So why does the franchise tag exist?
In theory, it's to allow the smaller-market teams to compete with the big-market franchises by letting them lock up their prospective free agents beyond the original time frame of their contracts. Usually the franchise tag is reserved for a team's top pending free agent.
How many franchise tags do teams get?
Just one per offseason.
Do the players like it?
Probably not, as the teams have most of the leverage. For one, a franchise-tagged player's salary is guaranteed for only that season. If that player suffers an injury or underperforms during a franchise-tag year, it will negatively affect his value on the free agent market. For another, the franchise-tag year forces players to delay a big free agent payday by one season, one in which they almost certainly could have received more money on the open market.
There are three types of tags. Explain them.
— An exclusive franchise tag means a team will pay that player no less than the average of the top five salaries at the player's position, or 120 percent of the player's previous salary, whichever is greater. The player is not allowed to negotiate with other teams.
— A nonexclusive franchise tag involves the same salary offer as an exclusive franchise tag, only the player can negotiate with other teams. The player's current team can match any offer sheet. If the old team declines to match the offer, it gets two first-round picks from the other team as compensation. This is the more commonly used franchise tag.
— By applying the transition tag, a team offers the player a salary that is the average of the top 10 salaries at his position. That player can negotiate with other teams. The player's original team has the right of first refusal to match any offer given to a transition-tagged player by another team. If the original team decides to retain the player, it must agree to the contract terms offered by the other team. If the original team decides not to match the offer and the player leaves, it receives nothing in compensation. A team can use the transition tag only if it hasn't used the franchise tag in a given offseason.

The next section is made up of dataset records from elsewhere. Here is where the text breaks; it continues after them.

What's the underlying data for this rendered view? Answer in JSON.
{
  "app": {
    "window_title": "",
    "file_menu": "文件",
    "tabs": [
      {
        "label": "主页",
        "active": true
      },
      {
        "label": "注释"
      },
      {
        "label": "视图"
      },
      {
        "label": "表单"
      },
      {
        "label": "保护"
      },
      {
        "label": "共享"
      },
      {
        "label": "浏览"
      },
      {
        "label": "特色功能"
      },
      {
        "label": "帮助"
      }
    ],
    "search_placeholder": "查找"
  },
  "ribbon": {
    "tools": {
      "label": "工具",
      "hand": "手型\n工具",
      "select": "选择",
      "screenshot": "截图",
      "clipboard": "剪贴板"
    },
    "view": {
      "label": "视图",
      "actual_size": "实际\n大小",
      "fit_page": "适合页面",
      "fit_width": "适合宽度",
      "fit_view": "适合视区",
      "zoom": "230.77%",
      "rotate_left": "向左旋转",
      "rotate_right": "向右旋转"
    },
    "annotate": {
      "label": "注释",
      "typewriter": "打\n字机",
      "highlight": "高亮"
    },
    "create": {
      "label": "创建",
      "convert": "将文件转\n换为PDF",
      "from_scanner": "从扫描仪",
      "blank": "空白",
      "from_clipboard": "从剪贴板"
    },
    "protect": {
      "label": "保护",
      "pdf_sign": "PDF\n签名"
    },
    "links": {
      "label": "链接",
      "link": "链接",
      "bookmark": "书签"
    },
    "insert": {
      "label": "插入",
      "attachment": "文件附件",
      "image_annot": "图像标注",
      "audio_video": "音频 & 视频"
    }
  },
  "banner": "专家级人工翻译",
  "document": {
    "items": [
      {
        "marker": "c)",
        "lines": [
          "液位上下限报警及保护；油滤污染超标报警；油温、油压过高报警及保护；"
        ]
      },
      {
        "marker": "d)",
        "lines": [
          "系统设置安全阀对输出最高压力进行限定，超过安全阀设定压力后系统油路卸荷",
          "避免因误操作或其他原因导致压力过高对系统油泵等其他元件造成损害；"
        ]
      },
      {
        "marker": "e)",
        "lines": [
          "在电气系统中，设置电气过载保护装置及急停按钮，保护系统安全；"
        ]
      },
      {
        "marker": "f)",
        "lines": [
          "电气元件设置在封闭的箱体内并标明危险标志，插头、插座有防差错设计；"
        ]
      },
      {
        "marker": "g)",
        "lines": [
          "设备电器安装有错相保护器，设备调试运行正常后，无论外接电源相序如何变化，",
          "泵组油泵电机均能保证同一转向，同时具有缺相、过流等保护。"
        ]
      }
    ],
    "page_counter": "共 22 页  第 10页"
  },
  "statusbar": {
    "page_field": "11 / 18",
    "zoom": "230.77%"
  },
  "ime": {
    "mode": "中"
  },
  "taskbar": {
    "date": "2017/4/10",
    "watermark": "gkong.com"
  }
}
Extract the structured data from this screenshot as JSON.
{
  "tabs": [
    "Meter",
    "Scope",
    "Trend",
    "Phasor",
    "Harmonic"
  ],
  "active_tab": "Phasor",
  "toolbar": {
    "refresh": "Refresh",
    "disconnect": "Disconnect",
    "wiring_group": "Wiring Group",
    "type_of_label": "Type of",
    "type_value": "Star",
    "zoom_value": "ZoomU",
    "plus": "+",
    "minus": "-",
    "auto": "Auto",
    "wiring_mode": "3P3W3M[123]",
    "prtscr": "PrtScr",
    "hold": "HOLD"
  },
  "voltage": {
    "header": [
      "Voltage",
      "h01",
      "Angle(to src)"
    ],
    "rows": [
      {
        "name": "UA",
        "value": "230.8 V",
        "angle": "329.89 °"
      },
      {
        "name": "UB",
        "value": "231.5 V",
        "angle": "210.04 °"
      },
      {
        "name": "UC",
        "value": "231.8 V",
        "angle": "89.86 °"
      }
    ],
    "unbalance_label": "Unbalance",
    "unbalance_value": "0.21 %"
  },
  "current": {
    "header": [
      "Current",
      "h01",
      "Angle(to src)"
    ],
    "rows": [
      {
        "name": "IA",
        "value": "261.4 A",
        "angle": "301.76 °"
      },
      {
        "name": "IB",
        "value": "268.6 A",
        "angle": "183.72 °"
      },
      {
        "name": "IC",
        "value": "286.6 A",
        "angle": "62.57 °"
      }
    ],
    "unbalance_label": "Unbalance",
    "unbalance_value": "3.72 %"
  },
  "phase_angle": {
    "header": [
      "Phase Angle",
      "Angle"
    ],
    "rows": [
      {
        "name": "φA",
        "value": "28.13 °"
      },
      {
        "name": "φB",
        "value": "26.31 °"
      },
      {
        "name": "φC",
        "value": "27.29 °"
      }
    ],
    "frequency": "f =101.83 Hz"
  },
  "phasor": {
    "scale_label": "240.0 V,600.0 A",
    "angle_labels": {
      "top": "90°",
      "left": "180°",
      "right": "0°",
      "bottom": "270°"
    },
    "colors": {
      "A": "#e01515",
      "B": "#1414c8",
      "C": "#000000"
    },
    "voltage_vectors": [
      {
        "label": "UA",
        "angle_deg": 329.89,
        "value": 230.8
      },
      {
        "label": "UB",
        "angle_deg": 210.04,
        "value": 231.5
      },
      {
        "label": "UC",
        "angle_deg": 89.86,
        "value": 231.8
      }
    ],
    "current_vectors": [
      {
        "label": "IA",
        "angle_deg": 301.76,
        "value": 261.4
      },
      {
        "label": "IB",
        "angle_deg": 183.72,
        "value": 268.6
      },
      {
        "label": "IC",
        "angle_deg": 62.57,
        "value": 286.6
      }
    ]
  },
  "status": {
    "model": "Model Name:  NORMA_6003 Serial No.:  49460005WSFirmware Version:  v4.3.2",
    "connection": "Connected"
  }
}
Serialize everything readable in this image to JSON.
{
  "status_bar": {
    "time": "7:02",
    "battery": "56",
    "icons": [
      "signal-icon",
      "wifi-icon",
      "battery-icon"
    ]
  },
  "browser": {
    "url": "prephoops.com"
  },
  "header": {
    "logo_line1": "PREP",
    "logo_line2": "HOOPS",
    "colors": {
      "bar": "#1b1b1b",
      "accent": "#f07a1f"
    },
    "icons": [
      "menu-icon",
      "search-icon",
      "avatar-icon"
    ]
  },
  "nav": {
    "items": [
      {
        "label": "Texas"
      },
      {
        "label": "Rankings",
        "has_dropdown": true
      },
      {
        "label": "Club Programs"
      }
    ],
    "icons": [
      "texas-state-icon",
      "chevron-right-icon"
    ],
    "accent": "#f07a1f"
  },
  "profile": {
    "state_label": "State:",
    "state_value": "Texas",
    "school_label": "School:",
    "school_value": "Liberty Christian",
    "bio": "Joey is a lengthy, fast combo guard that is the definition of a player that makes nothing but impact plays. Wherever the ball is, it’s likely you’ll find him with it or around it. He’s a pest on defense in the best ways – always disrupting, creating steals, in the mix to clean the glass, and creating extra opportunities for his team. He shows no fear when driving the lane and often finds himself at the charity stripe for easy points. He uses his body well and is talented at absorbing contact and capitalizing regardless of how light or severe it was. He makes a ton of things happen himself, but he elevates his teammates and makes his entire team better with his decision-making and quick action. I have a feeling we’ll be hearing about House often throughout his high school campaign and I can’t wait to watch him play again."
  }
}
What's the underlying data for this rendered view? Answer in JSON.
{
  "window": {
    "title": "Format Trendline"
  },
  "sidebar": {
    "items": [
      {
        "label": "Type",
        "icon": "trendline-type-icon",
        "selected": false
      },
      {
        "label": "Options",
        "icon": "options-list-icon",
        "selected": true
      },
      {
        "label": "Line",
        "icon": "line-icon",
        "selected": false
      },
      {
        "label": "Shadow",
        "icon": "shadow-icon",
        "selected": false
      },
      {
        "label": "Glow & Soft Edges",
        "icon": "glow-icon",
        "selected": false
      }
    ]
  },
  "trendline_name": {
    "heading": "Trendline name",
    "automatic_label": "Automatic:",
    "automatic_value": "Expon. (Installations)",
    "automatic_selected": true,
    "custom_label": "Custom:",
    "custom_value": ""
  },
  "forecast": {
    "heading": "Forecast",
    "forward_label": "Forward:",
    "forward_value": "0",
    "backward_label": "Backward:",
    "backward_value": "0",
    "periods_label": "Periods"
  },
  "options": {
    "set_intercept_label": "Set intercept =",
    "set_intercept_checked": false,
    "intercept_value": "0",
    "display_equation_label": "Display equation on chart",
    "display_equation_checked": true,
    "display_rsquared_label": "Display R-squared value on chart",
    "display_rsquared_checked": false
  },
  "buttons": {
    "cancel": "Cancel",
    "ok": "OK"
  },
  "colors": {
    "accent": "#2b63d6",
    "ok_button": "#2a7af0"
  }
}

Here are the franchise tag values for each position.
Can a player be given the franchise tag in consecutive years?
Yes, but it's a costly move for teams. For a player to be given the tag in two straight years — as could possibly happen to Redskins quarterback Kirk Cousins — a team has to pay him 120 percent of his previous salary. Cousins, for instance, will get a raise from $19.95 million to $23.94 million if he plays another season under the franchise tag.
If a team wants to franchise a player in three straight years, it would have to pay him 144 percent of his previous salary.
If a player gets a franchise tag, then what happens?
The two sides then have until July 15 to work out a long-term contract. If no agreement is reached, the player plays that season under the terms of the one-year franchise tag. Then everything starts over again in the next offseason.
So how often is this used?
Less and less these days as the salary cap keeps escalating, giving teams more freedom to work out long-term deals with their players. Last season, only 10 players were given franchise tags, and though that was more than in 2014 and 2015 combined, it was down 11 from 2012.
Who could get the tag in 2017?
Chiefs safety Eric Berry, who has threatened not to play if he gets tagged for the second straight year even though it would pay him more than any other safety in the league. Kansas City also would like to keep two-time Pro Bowler Dontari Poe from hitting free agency and could instead use the tag on him.
It's already been reported that the Steelers will apply the franchise tag to running back Le'Veon Bell with hopes of working out a long-term deal.
The Cardinals already have said that they'll apply the franchise tag to linebacker Chandler Jones.
The Patriots likely will use the franchise tag on either linebacker Dont'a Hightower and tight end Martellus Bennett.